When you apply multiple aggregations simultaneously, you reduce computation time and improve code maintainability. Custom aggregation functions encode business logic directly in your analysis, making it reproducible and auditable. Rolling and expanding windows provide temporal context that static aggregations miss entirely. Multi-level grouping with unstack creates the cross-tabular views that stakeholders need for decision-making.
These patterns scale from small datasets on your laptop to enterprise data warehouses processing billions of records. The syntax remains consistent whether you are analyzing a CSV file or orchestrating distributed computations across a Spark cluster.
Master these grouping techniques and you gain the ability to answer the complex, multi-dimensional questions that drive business strategy. The next time someone asks for “average revenue by product and region, with year-over-year growth rates and rolling quarterly trends,” you will know exactly which aggregation patterns to combine.
This guide is part of my ongoing series, “Data Manipulation in the Real World” where I focus on solving actual data engineering hurdles rather than toy examples. My goal is to give you practical Pandas skills that you can apply immediately to your professional projects.

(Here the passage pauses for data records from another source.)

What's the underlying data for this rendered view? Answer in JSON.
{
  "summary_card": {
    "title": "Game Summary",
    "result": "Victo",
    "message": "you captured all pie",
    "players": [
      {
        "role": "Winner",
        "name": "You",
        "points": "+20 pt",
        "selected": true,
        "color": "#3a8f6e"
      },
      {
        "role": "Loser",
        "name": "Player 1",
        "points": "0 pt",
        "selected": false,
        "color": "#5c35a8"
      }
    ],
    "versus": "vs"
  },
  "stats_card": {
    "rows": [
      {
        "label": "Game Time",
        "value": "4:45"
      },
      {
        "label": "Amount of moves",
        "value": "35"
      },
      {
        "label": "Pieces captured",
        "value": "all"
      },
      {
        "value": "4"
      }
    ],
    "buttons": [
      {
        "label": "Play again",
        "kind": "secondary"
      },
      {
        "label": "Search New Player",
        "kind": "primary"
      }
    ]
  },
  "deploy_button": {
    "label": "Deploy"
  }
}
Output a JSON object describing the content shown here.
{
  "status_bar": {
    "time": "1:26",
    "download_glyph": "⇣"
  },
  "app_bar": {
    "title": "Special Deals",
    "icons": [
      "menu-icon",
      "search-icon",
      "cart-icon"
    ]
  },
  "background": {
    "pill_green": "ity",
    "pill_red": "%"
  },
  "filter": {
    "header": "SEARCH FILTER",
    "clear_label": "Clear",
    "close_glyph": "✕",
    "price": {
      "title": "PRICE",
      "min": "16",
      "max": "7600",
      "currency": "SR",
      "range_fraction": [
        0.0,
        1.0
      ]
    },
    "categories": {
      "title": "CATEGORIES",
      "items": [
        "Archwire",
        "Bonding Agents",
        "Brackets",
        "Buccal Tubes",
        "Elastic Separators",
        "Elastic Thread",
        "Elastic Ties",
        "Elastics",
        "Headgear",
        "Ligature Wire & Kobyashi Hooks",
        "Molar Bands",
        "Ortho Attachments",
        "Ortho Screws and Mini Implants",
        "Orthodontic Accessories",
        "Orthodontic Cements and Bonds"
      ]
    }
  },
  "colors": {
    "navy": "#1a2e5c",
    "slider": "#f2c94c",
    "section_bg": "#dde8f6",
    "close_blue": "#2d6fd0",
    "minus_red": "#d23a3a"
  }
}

Next in Series: Part 21 examines time series decomposition, autocorrelation analysis, and lag-based feature engineering. You will learn how banks separate seasonal patterns from underlying trends, detect cyclic behaviors in transaction volumes, and construct predictive features from temporal dependencies that drive forecasting models in production trading and risk systems.
Your engagement helps these guides reach practitioners who need them. If this article clarified advanced aggregation concepts or solved a problem you were facing, please leave a comment sharing your use case. Follow for upcoming parts covering time series decomposition, production ML pipelines, and advanced feature engineering techniques. Claps and shares ensure this series continues delivering practical data manipulation patterns the community needs.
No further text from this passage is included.